As voice assistants evolve, so does the user behavior toward them, making it easy to find a middle ground between what one wants and the best way to get it.
Several processes and technologies go into making a voice assistant. Starting from an audio signal, the Automatic Speech Recognition (ASR) technology guesses how to best interpret it and tries to convert it into actual, sensible words. Then things move to NLU, whose job is to make sense of the entire sentence using individual words as cornerstones. The result is a semantic representation of the original query.
NLU systems are usually built with machine learning algorithms trained on linguistics data (such as text and audio) that help better understand the user’s language; an evolution over the old rule-based systems that only allowed for the understanding of few, unnatural, fixed sentences.

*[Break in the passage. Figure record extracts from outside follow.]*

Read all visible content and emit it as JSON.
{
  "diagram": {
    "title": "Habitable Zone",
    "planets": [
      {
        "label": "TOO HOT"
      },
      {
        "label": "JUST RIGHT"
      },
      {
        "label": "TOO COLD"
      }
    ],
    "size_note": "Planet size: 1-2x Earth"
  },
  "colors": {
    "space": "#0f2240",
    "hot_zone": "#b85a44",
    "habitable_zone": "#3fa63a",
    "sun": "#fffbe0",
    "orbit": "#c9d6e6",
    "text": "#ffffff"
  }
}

Training machine learning algorithms broadly demands two types of skills: knowing how to choose and gather the right kind of data, and being able to fine-tune it in accordance with the given need. As for linguistics, algorithms demand massive training datasets with as many variables (read: natural formulations) of the same command as possible. Ambiguity has to be removed, so a profound knowledge of semantics is absolutely necessary.

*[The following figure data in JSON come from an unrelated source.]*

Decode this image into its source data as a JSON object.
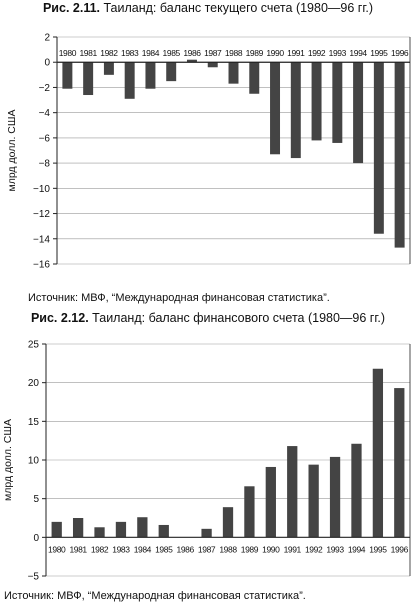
{
  "figures": [
    {
      "number": "Рис. 2.11.",
      "title": "Таиланд: баланс текущего счета (1980—96 гг.)",
      "source": "Источник: МВФ, “Международная финансовая статистика”."
    },
    {
      "number": "Рис. 2.12.",
      "title": "Таиланд: баланс финансового счета (1980—96 гг.)",
      "source": "Источник: МВФ, “Международная финансовая статистика”."
    }
  ],
  "colors": {
    "bar": "#444444",
    "axis": "#222222",
    "grid": "#9a9a9a"
  },
  "chart_data": [
    {
      "type": "bar",
      "title": "Таиланд: баланс текущего счета (1980—96 гг.)",
      "xlabel": "",
      "ylabel": "млрд долл. США",
      "categories": [
        "1980",
        "1981",
        "1982",
        "1983",
        "1984",
        "1985",
        "1986",
        "1987",
        "1988",
        "1989",
        "1990",
        "1991",
        "1992",
        "1993",
        "1994",
        "1995",
        "1996"
      ],
      "values": [
        -2.1,
        -2.6,
        -1.0,
        -2.9,
        -2.1,
        -1.5,
        0.2,
        -0.4,
        -1.7,
        -2.5,
        -7.3,
        -7.6,
        -6.2,
        -6.4,
        -8.0,
        -13.6,
        -14.7
      ],
      "yticks": [
        "2",
        "0",
        "−2",
        "−4",
        "−6",
        "−8",
        "−10",
        "−12",
        "−14",
        "−16"
      ],
      "ylim": [
        -16,
        2
      ],
      "grid": true,
      "category_labels_position": "top"
    },
    {
      "type": "bar",
      "title": "Таиланд: баланс финансового счета (1980—96 гг.)",
      "xlabel": "",
      "ylabel": "млрд долл. США",
      "categories": [
        "1980",
        "1981",
        "1982",
        "1983",
        "1984",
        "1985",
        "1986",
        "1987",
        "1988",
        "1989",
        "1990",
        "1991",
        "1992",
        "1993",
        "1994",
        "1995",
        "1996"
      ],
      "values": [
        2.0,
        2.5,
        1.3,
        2.0,
        2.6,
        1.6,
        0.0,
        1.1,
        3.9,
        6.6,
        9.1,
        11.8,
        9.4,
        10.4,
        12.1,
        21.8,
        19.3
      ],
      "yticks": [
        "25",
        "20",
        "15",
        "10",
        "5",
        "0",
        "−5"
      ],
      "ylim": [
        -5,
        25
      ],
      "grid": true,
      "category_labels_position": "bottom"
    }
  ]
}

Another key skill resides in the assistant’s performance evaluation, to fix bugs and resolve major issues. The following steps consist in executing commands and/or keeping the dialogue going. If the latter is the case, another component comes into play: Natural Language Generation (NLG), tries to formulate a response that considers the context of what was said. Text-to-speech (TTS) will then give those words a voice. This is also the phase in which a company will give its assistant a distinct voice to make it recognizable and suitable for the brand.
Our linguistics skills are particularly high in demand because voice assistants are now usually developed with multiple languages: major firms’ assistants cover most European, American (Northern and Southern), Middle-Eastern, and Asian languages. What’s more, it is often the case that languages with hundreds of millions of users (English, Spanish, Chinese) often get regionalized versions, to allow locals to speak even more freely.
Voice assistants are getting bigger and bigger. Just a few years ago, a voice assistant in a car could barely get us directions to a specific destination, or perhaps make a call to somebody; but their capabilities are now significantly expanding, although the domain areas haven’t radically changed — navigation (with information on traffic, reroutes, etc.), phone calls (with messages dictation, replies, etc.), and entertainment (music, radio, podcasts, etc.).
But there is more on the horizon, especially when it comes to commands that pertain to the car itself. People want to be able to tune the AC and heating, open and close windows, tweak the seats’ height, change the lights’ color, and so on. There’s also a greater push to integrate these assistants in the larger IoT ecosystem, to speak to the car and get things done at home (like, for instance, turning the heating on at home some ten minutes before getting there, and opening the garage door on arrival).
Voice assistants are undeniably getting better: more understanding, flexible, intelligent, and capable of giving information, but also making jokes and telling stories. Human, in a way. The robotic voice that keeps us going in circles at the roundabout without ever guessing the right exit is but a fading memory.